Cary Fire Department Earns Sixth International Accreditation from CFAI
Cary's fire department earned its sixth international accreditation from CFAI in a unanimous commission vote, placing it among just 334 agencies worldwide to hold the distinction.

The Cary Fire Department has been granted international reaccreditation by the Commission on Fire Accreditation International, with the CFAI commission voting unanimously to award the designation. The Town of Cary posted the formal announcement on March 10, 2026.
The reaccreditation is the department's sixth from CFAI, placing Cary among 334 agencies worldwide that have successfully completed the rigorous accreditation process. The distinction reflects a sustained institutional commitment that dates back more than two decades: Cary first became an internationally accredited agency through CFAI in 1999, was re-accredited in 2004, and earned reaccreditation again in August 2010.

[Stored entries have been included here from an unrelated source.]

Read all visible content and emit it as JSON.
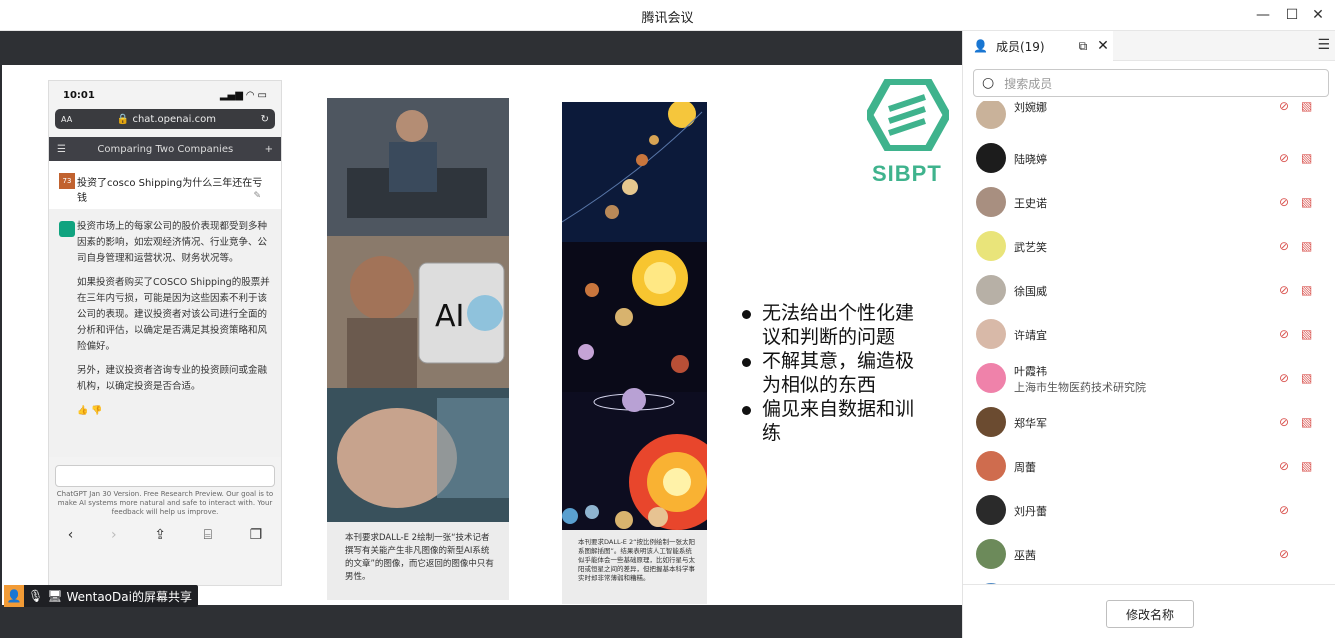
{
  "window": {
    "title": "腾讯会议"
  },
  "share": {
    "label": "WentaoDai的屏幕共享"
  },
  "phone": {
    "time": "10:01",
    "url": "chat.openai.com",
    "aa": "AA",
    "conv_title": "Comparing Two Companies",
    "q_avatar": "73",
    "question": "投资了cosco Shipping为什么三年还在亏钱",
    "answer_p1": "投资市场上的每家公司的股价表现都受到多种因素的影响，如宏观经济情况、行业竞争、公司自身管理和运营状况、财务状况等。",
    "answer_p2": "如果投资者购买了COSCO Shipping的股票并在三年内亏损，可能是因为这些因素不利于该公司的表现。建议投资者对该公司进行全面的分析和评估，以确定是否满足其投资策略和风险偏好。",
    "answer_p3": "另外，建议投资者咨询专业的投资顾问或金融机构，以确定投资是否合适。",
    "footer": "ChatGPT Jan 30 Version. Free Research Preview. Our goal is to make AI systems more natural and safe to interact with. Your feedback will help us improve."
  },
  "slide": {
    "caption1": "本刊要求DALL-E  2绘制一张“技术记者撰写有关能产生非凡图像的新型AI系统的文章”的图像，而它返回的图像中只有男性。",
    "caption2": "本刊要求DALL-E  2“按比例绘制一张太阳系图解插图”。结果表明该人工智能系统似乎能体会一些基础原理，比如行星与太阳或恒星之间的差异，但把握基本科学事实时却非常薄弱和糟糕。",
    "ai_text": "AI",
    "logo": "SIBPT",
    "bullets": [
      "无法给出个性化建议和判断的问题",
      "不解其意，编造极为相似的东西",
      "偏见来自数据和训练"
    ]
  },
  "sidebar": {
    "tab_label": "成员(19)",
    "search_placeholder": "搜索成员",
    "rename_label": "修改名称",
    "members": [
      {
        "name": "刘婉娜"
      },
      {
        "name": "陆晓婷"
      },
      {
        "name": "王史诺"
      },
      {
        "name": "武艺笑"
      },
      {
        "name": "徐国威"
      },
      {
        "name": "许靖宜"
      },
      {
        "name": "叶霞祎",
        "org": "上海市生物医药技术研究院"
      },
      {
        "name": "郑华军"
      },
      {
        "name": "周蕾"
      },
      {
        "name": "刘丹蕾"
      },
      {
        "name": "巫茜"
      }
    ]
  },
  "colors": {
    "accent_green": "#3fb38d",
    "muted_red": "#d9534f",
    "dark_band": "#2e3034"
  }
}
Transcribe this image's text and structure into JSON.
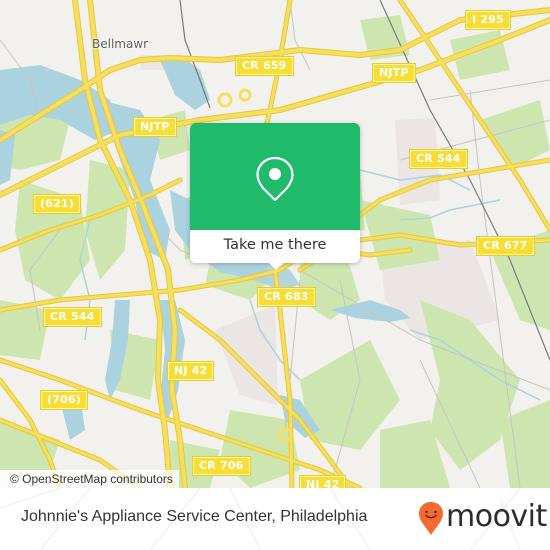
{
  "map": {
    "colors": {
      "background": "#f2f1ee",
      "water": "#aad3df",
      "park": "#cde6b0",
      "road": "#f6de5e",
      "road_casing": "#e5c83a",
      "railway": "#7a7a7a",
      "minor_road": "#c8c4c0",
      "industrial": "#ebe5e3"
    },
    "place_labels": [
      {
        "name": "Bellmawr"
      }
    ],
    "road_shields": [
      {
        "label": "I 295"
      },
      {
        "label": "CR 659"
      },
      {
        "label": "NJTP"
      },
      {
        "label": "NJTP"
      },
      {
        "label": "CR 544"
      },
      {
        "label": "(621)"
      },
      {
        "label": "CR 677"
      },
      {
        "label": "CR 683"
      },
      {
        "label": "CR 544"
      },
      {
        "label": "NJ 42"
      },
      {
        "label": "(706)"
      },
      {
        "label": "CR 706"
      },
      {
        "label": "NJ 42"
      }
    ],
    "attribution": "© OpenStreetMap contributors"
  },
  "popup": {
    "icon": "map-pin-icon",
    "button_label": "Take me there",
    "accent_color": "#1fba6a"
  },
  "footer": {
    "title": "Johnnie's Appliance Service Center, Philadelphia",
    "brand": {
      "name": "moovit",
      "icon": "moovit-pin-smile-icon",
      "color": "#f26a30"
    }
  }
}
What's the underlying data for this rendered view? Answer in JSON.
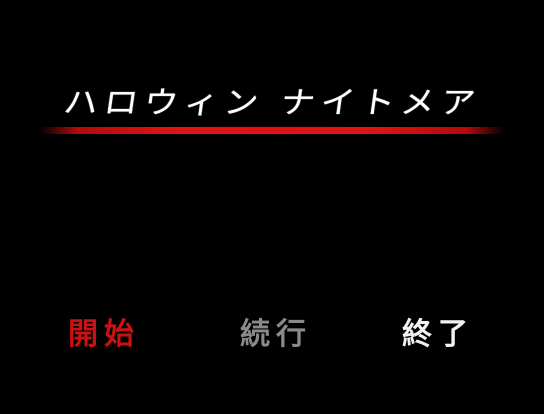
{
  "title": {
    "text": "ハロウィン ナイトメア",
    "underline_color": "#e11414"
  },
  "menu": [
    {
      "label": "開始",
      "color": "#cc1111",
      "selected": true
    },
    {
      "label": "続行",
      "color": "#8a8a8a",
      "selected": false
    },
    {
      "label": "終了",
      "color": "#f2f2f2",
      "selected": false
    }
  ]
}
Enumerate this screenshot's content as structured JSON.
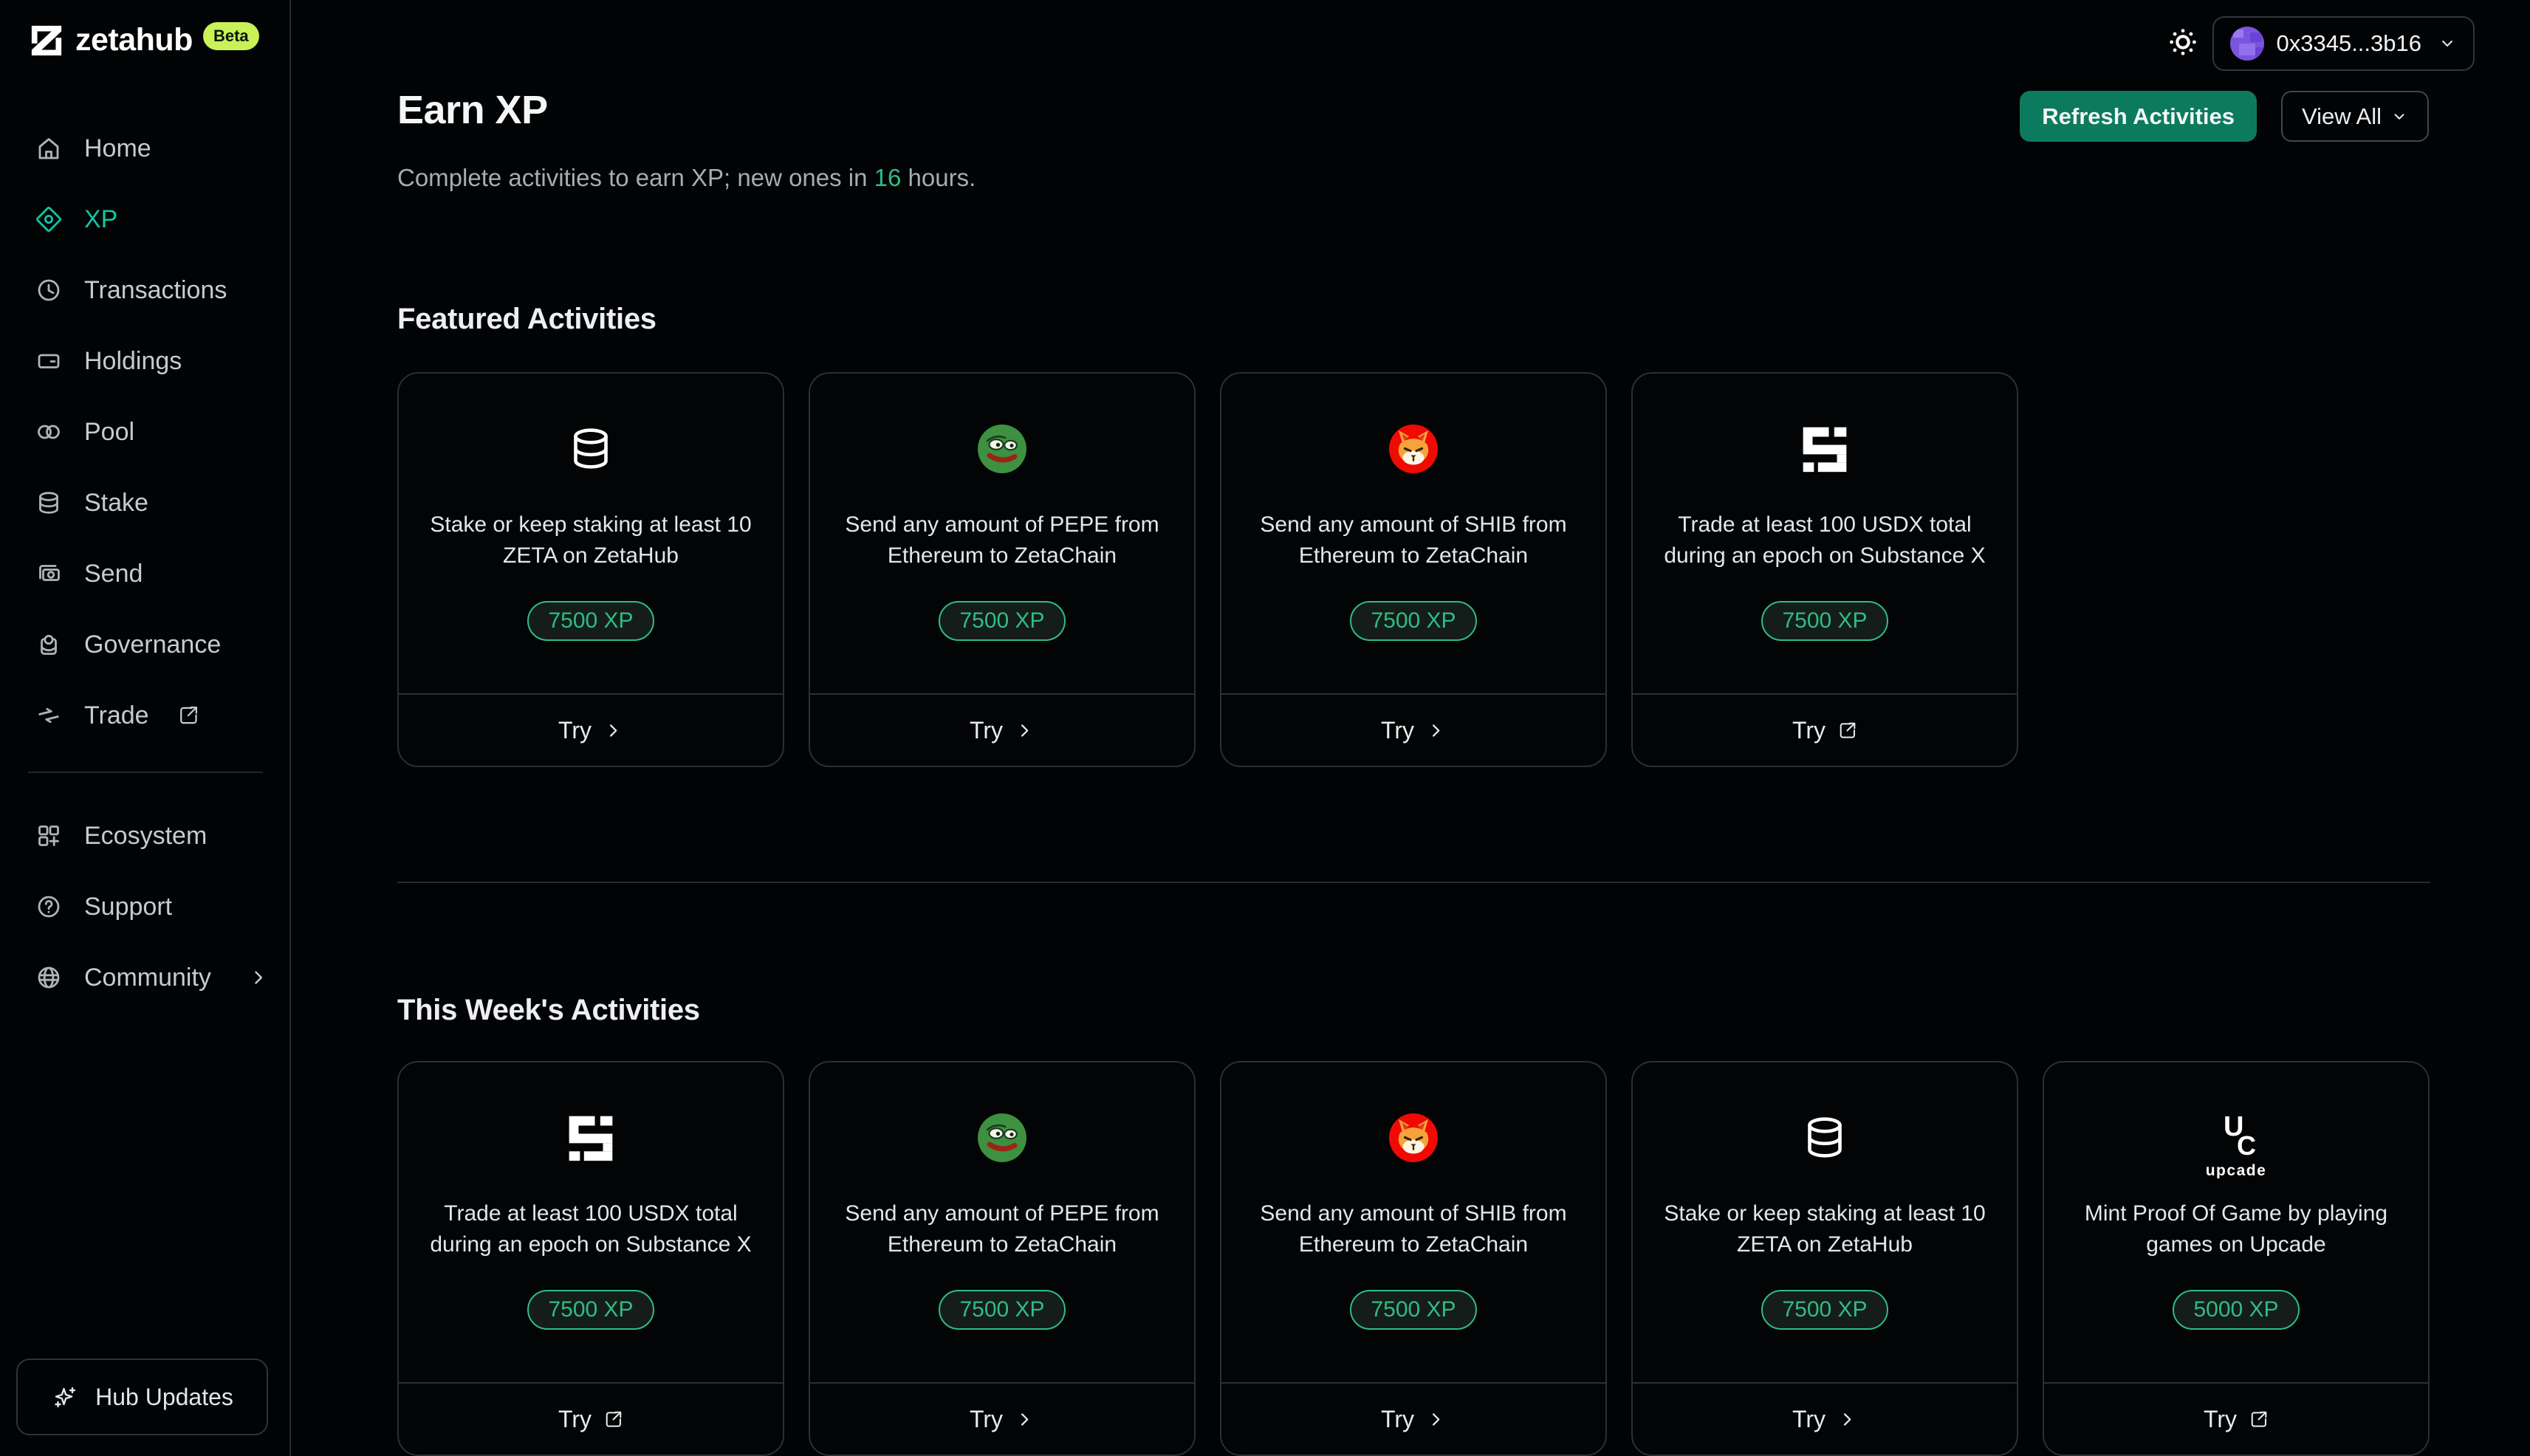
{
  "brand": {
    "name": "zetahub",
    "badge": "Beta"
  },
  "sidebar": {
    "primary": [
      {
        "label": "Home",
        "icon": "home-icon"
      },
      {
        "label": "XP",
        "icon": "xp-diamond-icon",
        "active": true
      },
      {
        "label": "Transactions",
        "icon": "clock-icon"
      },
      {
        "label": "Holdings",
        "icon": "wallet-card-icon"
      },
      {
        "label": "Pool",
        "icon": "pool-icon"
      },
      {
        "label": "Stake",
        "icon": "stake-database-icon"
      },
      {
        "label": "Send",
        "icon": "send-cash-icon"
      },
      {
        "label": "Governance",
        "icon": "governance-icon"
      },
      {
        "label": "Trade",
        "icon": "trade-arrows-icon",
        "external": true
      }
    ],
    "secondary": [
      {
        "label": "Ecosystem",
        "icon": "ecosystem-grid-icon"
      },
      {
        "label": "Support",
        "icon": "help-circle-icon"
      },
      {
        "label": "Community",
        "icon": "globe-icon",
        "chevron": true
      }
    ],
    "hub_button": {
      "label": "Hub Updates",
      "icon": "sparkles-icon"
    }
  },
  "topbar": {
    "theme_icon": "sun-icon",
    "wallet": {
      "address": "0x3345...3b16",
      "avatar_icon": "wallet-avatar"
    }
  },
  "page": {
    "title": "Earn XP",
    "subtitle_prefix": "Complete activities to earn XP; new ones in ",
    "subtitle_hours": "16",
    "subtitle_suffix": " hours.",
    "refresh_label": "Refresh Activities",
    "view_all_label": "View All"
  },
  "sections": [
    {
      "title": "Featured Activities",
      "cards": [
        {
          "icon": "database-icon",
          "title": "Stake or keep staking at least 10 ZETA on ZetaHub",
          "xp": "7500 XP",
          "cta": "Try",
          "external": false
        },
        {
          "icon": "pepe-icon",
          "title": "Send any amount of PEPE from Ethereum to ZetaChain",
          "xp": "7500 XP",
          "cta": "Try",
          "external": false
        },
        {
          "icon": "shib-icon",
          "title": "Send any amount of SHIB from Ethereum to ZetaChain",
          "xp": "7500 XP",
          "cta": "Try",
          "external": false
        },
        {
          "icon": "substance-x-icon",
          "title": "Trade at least 100 USDX total during an epoch on Substance X",
          "xp": "7500 XP",
          "cta": "Try",
          "external": true
        }
      ]
    },
    {
      "title": "This Week's Activities",
      "cards": [
        {
          "icon": "substance-x-icon",
          "title": "Trade at least 100 USDX total during an epoch on Substance X",
          "xp": "7500 XP",
          "cta": "Try",
          "external": true
        },
        {
          "icon": "pepe-icon",
          "title": "Send any amount of PEPE from Ethereum to ZetaChain",
          "xp": "7500 XP",
          "cta": "Try",
          "external": false
        },
        {
          "icon": "shib-icon",
          "title": "Send any amount of SHIB from Ethereum to ZetaChain",
          "xp": "7500 XP",
          "cta": "Try",
          "external": false
        },
        {
          "icon": "database-icon",
          "title": "Stake or keep staking at least 10 ZETA on ZetaHub",
          "xp": "7500 XP",
          "cta": "Try",
          "external": false
        },
        {
          "icon": "upcade-icon",
          "title": "Mint Proof Of Game by playing games on Upcade",
          "xp": "5000 XP",
          "cta": "Try",
          "external": true
        }
      ]
    }
  ],
  "colors": {
    "bg": "#010304",
    "accent": "#12C4A4",
    "badge_green": "#2EBD85",
    "button_green": "#0C7B5D",
    "lime": "#C9F158",
    "pepe_green": "#3D9140",
    "shib_red": "#EF0B04",
    "shib_orange": "#F5A43C",
    "avatar_purple": "#7B55DE"
  }
}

That long accreditation history has unfolded against the backdrop of one of North Carolina's fastest-growing municipalities. According to U.S. Census figures, Cary's population has doubled every decade since the 1960s, growing by more than 90,000 residents over four decades. By 2000, Cary ranked as the seventh-largest city in North Carolina, larger than Wilmington, Asheville, and High Point. Under CFAI's 2008 population criteria, the town is classified as an urban area.
The department structures its operations through a Business/Strategic Plan maintained as part of CFAI accreditation requirements and required by the Cary town manager. That plan organizes the department into three business activities: Operations, which includes Training and Risk Management; Logistics; and Budget and Planning.

The department's roots trace to a time when the town employed just two paid firefighters, specifically to ensure one was always on duty. Former Rural Cary Fire Department volunteers later formed an organization to handle calls outside town limits, but by 1982 the volunteer firefighter model had been phased out entirely.
The sixth accreditation extends a record of external validation that few fire agencies anywhere in the world can match.